Pourquoi a-t-on parfois l’impression que les prévisions météorologiques ont manqué leur cible ?

Dans certains cas, les critiques dirigées à l’endroit des prévisions météorologiques sont justifiées ; une prévision peut à l’occasion avoir été carrément manquée, même en-deçà de périodes aussi courtes que 24 heures. Mais ce qui est perçu comme une “mauvaise” prévision par les usagers du terrain est souvent le résultat d’une méconnaissance de certains concepts clés. Il n’est pas rare non plus de croiser sur la toile des services météo qui offrent des prévisions s’échelonnant sur des semaines, voire des mois, ce qui contribue à l’entretien d’attentes exagérément irréalistes par rapport à ce que les prévisions météo peuvent faire et ce qu’elles ne peuvent pas faire.

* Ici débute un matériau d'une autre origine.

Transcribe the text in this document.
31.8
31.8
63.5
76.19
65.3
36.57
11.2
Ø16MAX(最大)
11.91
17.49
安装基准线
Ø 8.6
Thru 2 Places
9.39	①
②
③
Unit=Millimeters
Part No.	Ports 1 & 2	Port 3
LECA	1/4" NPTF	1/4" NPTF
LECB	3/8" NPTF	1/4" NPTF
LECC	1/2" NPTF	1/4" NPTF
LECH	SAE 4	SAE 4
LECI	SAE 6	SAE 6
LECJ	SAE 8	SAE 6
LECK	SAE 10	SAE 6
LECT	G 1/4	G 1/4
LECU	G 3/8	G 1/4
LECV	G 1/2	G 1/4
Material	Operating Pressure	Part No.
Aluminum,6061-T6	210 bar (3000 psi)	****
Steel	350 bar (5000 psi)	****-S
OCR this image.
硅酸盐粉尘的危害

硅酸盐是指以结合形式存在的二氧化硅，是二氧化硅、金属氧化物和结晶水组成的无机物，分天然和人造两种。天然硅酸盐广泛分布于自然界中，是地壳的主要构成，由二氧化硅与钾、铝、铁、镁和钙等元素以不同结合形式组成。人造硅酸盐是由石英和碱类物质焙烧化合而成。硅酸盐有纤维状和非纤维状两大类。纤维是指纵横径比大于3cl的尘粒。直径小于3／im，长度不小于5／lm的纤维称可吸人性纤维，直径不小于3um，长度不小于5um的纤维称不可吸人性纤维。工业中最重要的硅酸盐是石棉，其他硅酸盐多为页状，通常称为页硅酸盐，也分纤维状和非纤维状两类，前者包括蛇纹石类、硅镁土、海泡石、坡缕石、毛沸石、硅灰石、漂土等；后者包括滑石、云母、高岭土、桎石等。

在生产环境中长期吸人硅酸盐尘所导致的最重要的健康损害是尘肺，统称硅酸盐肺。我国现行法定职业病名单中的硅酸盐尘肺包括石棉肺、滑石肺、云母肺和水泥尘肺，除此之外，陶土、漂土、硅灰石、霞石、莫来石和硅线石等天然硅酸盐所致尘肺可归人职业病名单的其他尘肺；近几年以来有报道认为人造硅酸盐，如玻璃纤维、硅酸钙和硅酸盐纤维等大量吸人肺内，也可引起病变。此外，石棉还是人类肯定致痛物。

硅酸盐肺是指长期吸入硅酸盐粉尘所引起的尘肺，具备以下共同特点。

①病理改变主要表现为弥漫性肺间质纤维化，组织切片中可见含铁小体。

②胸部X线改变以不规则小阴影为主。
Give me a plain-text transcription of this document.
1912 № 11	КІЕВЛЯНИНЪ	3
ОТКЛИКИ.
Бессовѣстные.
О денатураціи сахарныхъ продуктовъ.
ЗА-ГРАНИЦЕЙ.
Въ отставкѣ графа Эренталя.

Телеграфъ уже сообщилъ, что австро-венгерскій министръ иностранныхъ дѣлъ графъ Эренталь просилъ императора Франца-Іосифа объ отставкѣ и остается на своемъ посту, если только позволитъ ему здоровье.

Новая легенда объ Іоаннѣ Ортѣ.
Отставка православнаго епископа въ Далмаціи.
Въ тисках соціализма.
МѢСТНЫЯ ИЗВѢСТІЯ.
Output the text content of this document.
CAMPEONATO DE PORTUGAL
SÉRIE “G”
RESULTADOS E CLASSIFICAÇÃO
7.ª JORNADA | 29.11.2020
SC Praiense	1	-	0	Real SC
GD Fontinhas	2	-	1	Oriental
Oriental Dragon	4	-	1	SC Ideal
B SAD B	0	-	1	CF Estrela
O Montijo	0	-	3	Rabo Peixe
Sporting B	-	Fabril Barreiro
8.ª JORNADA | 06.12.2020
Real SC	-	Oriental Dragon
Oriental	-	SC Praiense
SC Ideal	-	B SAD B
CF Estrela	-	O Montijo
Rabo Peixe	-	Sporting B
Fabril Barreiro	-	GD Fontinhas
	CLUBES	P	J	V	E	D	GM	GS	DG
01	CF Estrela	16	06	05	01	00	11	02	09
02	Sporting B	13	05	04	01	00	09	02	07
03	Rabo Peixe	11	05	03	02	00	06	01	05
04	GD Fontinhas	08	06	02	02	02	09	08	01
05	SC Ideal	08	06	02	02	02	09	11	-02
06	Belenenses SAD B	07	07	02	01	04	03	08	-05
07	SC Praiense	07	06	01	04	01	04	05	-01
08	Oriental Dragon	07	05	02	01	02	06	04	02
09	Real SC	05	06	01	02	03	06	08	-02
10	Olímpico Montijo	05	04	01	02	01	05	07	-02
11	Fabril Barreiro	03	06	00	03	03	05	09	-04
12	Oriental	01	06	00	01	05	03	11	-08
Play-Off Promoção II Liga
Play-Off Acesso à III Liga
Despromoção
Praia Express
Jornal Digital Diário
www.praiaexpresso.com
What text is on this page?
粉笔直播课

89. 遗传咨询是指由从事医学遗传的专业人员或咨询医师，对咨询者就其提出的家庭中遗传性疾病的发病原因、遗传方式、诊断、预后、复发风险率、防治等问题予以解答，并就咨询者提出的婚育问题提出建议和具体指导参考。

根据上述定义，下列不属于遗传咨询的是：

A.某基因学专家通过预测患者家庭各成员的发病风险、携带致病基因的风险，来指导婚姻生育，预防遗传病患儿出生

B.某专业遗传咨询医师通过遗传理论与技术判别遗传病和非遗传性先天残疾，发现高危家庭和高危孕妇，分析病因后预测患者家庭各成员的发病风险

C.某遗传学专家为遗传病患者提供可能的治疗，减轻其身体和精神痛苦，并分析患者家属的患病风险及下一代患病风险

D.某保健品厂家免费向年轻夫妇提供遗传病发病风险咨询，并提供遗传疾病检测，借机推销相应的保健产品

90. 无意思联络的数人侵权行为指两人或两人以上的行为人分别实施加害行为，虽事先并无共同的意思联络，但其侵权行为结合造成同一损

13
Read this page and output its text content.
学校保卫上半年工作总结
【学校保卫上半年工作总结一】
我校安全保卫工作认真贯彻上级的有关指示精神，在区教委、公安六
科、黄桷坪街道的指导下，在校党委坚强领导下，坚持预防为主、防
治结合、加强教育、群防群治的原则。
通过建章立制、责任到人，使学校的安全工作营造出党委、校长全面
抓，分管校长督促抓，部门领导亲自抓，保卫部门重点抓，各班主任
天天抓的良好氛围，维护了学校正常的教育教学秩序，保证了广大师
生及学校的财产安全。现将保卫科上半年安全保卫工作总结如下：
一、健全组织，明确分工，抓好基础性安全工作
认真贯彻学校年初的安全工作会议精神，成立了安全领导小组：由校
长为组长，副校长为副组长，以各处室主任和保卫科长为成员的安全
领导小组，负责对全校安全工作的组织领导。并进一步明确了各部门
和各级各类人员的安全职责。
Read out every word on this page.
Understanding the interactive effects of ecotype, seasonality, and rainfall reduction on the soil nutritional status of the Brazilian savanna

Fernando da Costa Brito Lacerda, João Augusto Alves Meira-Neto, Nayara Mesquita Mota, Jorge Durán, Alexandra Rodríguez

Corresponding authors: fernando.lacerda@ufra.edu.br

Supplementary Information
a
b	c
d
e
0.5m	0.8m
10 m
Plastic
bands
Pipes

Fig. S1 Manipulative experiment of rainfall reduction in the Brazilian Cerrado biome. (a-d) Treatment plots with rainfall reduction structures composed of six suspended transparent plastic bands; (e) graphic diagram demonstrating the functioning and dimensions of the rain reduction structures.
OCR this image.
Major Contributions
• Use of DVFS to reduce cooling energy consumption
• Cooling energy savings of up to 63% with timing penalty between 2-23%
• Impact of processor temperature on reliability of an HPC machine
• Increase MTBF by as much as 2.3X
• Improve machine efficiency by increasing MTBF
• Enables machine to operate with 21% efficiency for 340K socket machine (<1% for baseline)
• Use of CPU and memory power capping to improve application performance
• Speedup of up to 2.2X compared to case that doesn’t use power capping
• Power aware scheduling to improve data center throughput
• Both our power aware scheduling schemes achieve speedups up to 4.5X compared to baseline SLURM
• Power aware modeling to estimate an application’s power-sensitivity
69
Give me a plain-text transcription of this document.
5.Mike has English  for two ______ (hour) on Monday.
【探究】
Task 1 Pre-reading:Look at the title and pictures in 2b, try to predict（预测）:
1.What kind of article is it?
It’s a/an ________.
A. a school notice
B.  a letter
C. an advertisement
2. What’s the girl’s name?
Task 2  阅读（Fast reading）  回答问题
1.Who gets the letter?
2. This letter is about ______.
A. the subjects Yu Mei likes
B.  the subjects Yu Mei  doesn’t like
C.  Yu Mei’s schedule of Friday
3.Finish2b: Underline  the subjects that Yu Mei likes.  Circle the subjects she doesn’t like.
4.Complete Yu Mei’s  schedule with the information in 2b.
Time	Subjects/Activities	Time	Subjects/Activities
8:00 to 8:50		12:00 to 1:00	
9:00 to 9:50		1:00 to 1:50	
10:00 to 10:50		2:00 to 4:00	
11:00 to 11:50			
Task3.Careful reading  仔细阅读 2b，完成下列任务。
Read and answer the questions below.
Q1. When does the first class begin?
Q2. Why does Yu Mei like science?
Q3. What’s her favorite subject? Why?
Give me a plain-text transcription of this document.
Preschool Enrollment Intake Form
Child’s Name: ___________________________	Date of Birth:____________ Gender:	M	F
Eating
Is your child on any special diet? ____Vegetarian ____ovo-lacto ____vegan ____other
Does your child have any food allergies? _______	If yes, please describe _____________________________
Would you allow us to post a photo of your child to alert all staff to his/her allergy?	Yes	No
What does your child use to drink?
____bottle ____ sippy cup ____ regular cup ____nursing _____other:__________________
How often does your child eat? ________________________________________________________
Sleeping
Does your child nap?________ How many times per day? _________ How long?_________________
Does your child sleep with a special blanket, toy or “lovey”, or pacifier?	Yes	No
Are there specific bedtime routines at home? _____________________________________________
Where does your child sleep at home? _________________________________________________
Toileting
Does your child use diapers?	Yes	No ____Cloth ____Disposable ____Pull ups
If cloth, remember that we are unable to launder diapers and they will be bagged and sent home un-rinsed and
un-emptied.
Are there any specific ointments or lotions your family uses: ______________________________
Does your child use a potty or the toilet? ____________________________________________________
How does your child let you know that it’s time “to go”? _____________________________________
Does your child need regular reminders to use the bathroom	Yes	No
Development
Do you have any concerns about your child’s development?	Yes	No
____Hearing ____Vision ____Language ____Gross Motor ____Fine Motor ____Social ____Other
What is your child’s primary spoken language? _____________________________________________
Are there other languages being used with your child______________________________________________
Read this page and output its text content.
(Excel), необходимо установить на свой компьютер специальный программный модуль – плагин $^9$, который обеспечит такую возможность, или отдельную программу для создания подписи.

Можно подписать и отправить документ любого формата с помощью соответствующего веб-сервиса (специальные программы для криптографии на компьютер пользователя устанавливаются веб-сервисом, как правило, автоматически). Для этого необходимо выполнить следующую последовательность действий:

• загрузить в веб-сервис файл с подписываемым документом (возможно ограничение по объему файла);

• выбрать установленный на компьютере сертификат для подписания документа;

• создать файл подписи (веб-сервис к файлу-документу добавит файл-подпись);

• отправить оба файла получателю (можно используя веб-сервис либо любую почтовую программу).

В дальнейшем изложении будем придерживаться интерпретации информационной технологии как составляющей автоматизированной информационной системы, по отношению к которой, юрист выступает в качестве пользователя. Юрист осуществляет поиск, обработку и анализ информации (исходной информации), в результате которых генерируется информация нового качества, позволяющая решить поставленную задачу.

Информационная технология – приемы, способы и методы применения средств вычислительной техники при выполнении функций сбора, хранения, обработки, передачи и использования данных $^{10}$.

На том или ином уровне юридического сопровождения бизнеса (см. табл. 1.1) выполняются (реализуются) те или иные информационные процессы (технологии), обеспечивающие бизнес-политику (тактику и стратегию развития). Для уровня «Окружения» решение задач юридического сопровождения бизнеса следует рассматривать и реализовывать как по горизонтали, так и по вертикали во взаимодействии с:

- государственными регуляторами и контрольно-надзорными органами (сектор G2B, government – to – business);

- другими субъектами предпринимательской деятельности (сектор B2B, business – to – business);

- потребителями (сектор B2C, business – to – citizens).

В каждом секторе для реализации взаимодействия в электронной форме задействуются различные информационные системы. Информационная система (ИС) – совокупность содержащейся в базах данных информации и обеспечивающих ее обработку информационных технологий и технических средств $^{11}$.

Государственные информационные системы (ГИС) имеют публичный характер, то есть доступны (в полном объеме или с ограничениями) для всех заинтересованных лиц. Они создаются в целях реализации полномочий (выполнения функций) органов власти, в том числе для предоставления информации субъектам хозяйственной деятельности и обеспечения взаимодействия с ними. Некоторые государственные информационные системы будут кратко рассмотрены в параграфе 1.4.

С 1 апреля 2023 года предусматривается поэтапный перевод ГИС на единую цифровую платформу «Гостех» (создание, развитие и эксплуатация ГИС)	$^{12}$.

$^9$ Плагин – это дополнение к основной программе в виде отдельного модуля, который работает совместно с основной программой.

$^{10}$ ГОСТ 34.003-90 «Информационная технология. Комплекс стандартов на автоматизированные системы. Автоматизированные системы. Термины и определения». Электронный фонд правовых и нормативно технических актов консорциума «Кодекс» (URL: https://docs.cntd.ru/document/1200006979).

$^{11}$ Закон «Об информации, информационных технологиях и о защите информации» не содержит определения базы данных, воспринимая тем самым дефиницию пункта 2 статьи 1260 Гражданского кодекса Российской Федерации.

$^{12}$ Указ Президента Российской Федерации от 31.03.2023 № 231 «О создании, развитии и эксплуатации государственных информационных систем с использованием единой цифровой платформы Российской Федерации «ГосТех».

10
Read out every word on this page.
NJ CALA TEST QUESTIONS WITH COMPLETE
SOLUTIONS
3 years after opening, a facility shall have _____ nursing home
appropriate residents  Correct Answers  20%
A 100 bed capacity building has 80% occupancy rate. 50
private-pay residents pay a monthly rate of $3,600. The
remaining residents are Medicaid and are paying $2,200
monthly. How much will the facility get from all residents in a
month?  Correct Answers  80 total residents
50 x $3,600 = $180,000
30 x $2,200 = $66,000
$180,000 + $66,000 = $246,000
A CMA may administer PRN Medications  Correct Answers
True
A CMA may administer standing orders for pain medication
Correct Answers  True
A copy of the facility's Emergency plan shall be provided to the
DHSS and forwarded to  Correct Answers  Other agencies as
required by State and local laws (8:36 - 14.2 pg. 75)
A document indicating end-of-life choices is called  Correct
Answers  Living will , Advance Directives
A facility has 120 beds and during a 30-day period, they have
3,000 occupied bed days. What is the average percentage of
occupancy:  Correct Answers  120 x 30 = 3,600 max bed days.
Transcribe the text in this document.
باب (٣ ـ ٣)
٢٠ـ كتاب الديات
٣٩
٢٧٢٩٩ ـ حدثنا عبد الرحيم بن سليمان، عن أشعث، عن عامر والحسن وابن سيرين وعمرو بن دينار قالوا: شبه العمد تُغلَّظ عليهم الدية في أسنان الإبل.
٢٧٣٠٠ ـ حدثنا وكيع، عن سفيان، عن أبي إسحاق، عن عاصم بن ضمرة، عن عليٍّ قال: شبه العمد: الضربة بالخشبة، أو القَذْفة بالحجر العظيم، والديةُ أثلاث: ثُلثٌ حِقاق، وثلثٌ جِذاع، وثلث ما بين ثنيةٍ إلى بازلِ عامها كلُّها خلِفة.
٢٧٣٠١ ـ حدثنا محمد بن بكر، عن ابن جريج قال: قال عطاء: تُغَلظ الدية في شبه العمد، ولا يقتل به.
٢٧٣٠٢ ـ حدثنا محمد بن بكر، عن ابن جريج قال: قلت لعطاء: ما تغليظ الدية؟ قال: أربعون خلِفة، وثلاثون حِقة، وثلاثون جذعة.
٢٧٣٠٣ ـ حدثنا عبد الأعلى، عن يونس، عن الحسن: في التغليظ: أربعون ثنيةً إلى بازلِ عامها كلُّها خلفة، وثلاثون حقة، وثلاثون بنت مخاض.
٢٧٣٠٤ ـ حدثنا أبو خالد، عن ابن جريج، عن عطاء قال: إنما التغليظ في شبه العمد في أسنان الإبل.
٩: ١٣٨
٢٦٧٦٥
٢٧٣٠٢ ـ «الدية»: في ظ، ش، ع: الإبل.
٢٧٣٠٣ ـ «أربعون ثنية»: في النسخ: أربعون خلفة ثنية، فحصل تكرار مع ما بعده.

Dans le but d’expliquer ces concepts de la manière la plus simple possible, nous vous présentons une série d’articles de vulgarisation destinée à expliquer pourquoi les prévisions météorologiques ne pourront jamais être fiables au-delà d’un certain seuil de temps. Il y a en effet des raisons physiquement incontournables derrière cette limite qui en soi n’ont rien à voir avec nos connaissances scientifiques ou le niveau technologique actuel (bien que cela peut certainement y contribuer).

Cette série d’articles se décline en trois parties : une première partie expliquera comment un modèle de prévision est construit et comment il fonctionne ; en seconde partie, nous présenterons le concept du “chaos” en l’appliquant tout d’abord à un système simple (le pendule double), puis à un système complexe (l’atmosphère). Nous aborderons ensuite la troisième partie, dans laquelle nous examinerons une stratégie pour exploiter l’aspect chaotique de l’atmosphère. Nous clôturerons le tout par un résumé et une conclusion.

Partie 1

Comment les modèles numériques simulent la météo

Examinons d’abord ce qu’est une prévision météorologique : une prévision météorologique est en majeure partie le résultat d’une simulation numérique de l’atmosphère exécutée sur ordinateur à partir d’observations réellesCes simulations font partie de l’arsenal d’outils dont dispose le(la) météorologue afin d’émettre la prévision officielle d’un centre météorologique national (par ex.: le Service météorologique du Canada), mais forment tout de même le socle sur lequel tout l’édifice prévisionnel se construit.

Ces simulations suivent directement les lois physiques de la nature, grâce aux équations mathématiques de la mécanique des fluides. On a en fait reformulé ces équations sous une forme appropriée à l’atmosphère, avant qu’elles soient programmées et encapsulées dans un modèle numérique de prévision du temps (que nous nommerons “modèle de prévision” à partir de maintenant).

Bien que comportant des imperfections, un modèle de prévision est capable de reproduire la complexité inouïe des mouvements atmosphériques avec une fidélité étonnante. Ses innombrables calculs génèrent en quelque sorte une atmosphère virtuelle complète en 3D où on y calcule explicitement les variations dans le temps de la température, du vent, de l’humidité et de la pression barométrique partout sur le globe, et ce de la surface jusqu’au sommet de la stratosphère.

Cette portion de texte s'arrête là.